Au royaume des victimes, les compatissants sont rois
De la même manière, Sarkozy a sauté sur l’occasion et a pris le premier avion pour Toulouse, suivi par Hollande. Le sang des gamins n’a pas encore séché qu’on vient déjà capitaliser des voix. C’est tout simplement indigne. Que le maire de Toulouse se déplace, c’est évident, nécessaire. Le président de la Région, à la limite. Mais au-delà, c’est le carnaval, le défilé, cela n’a plus aucun sens ; les responsabilités se confondent, se dissolvent, et finalement tout le monde se retrouve, un peu ridiculement, à faire le même discours indigné pour calmer des parents évidemment bouleversés. Un chef d’État d’un pays en guerre n’a-t-il pas d’autres chats à fouetter que de gérer le cas d’un dégénéré comme la race humaine en produit cent mille par an ?… N’est-ce pas lui donner trop d’importance ? Bien sûr que si, c’est lui servir sur un plateau ce qu’il demandait : de l’attention.
Étrange complicité du déséquilibré et des élites. Mais il semble que les morts nous excitent. Les gens de tous bords ne savent plus se retenir, face à elle, et c’est à ce genre de détails que l’on repère le nihilisme contemporain. C’est peut-être la seule chose qui fasse encore parler avec passion, les morts, les drames, les tueries, à une époque où plus personne ne s’enthousiasme plus de rien. Il y a un frétillement très caractéristique au moindre fait divers. Quand, soudainement, un type rend visible ce que l’époque a dans le ventre. Toutes ses tensions, ses non-dits, sa haine rentrée.

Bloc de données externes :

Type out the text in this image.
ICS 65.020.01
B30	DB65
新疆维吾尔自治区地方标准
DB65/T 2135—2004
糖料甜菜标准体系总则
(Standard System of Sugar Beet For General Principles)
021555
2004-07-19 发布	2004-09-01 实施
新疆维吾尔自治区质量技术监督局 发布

La face cachée du médiatique paradisiaque : le médiatique infernal.
Vic-ti-mi-sez-vous !
D’où le fait d’en rajouter allègrement dans l’hypocrisie. Dans les propos bienfaisants pour, précisément, cacher le goût pervers de la foule pour l’horreur (Guy Debord a rappelé à quel point les démocraties modernes avaient besoin du terrorisme comme d’un repoussoir). Fillon annule un déplacement. Marine Le Pen fait reporter un show télévisé. Le PS suspend sa campagne. Sarko parle de « tragédie nationale ». Tous d’accord, pour une fois, quand il s’agit de communier sur des fantômes. Le Conseil supérieur de l’audiovisuel l’a même précisé : aucun temps de parole ne sera décompté durant deux jours lorsque les politicards parleront du drame de Toulouse. Le Japon en avait sûrement fait autant après Fukushima.
Tout cela nous rappelle une bien triste vérité : aujourd’hui, toute personne voulant être prise en considération doit se faire victime. Et les politiciens ont tellement bien intégré cette donnée qu’ils donnent l’assaut au moindre fait divers. Indignez-vous ? Mais non : Victimisez-vous !
Le résultat est indéniable : à chaque strate de la société, on n’encourage personne à être, un tant soit peu, à la hauteur du défi de l’existence (c’est même devenu provocant de le faire remarquer). L’individu n’éveille plus d’attention autrement qu’en tant que composant remplaçable d’un groupe quelconque, et le spectacle que nous donne le social sont les constantes gué-guerre entre groupes de victimes. D’une certaine manière, c’est encore plus grave que le fait divers en lui-même. Et c’est certainement là l’un des éléments qui encouragent certaines personnalités fragiles à commettre ce genre d’actes.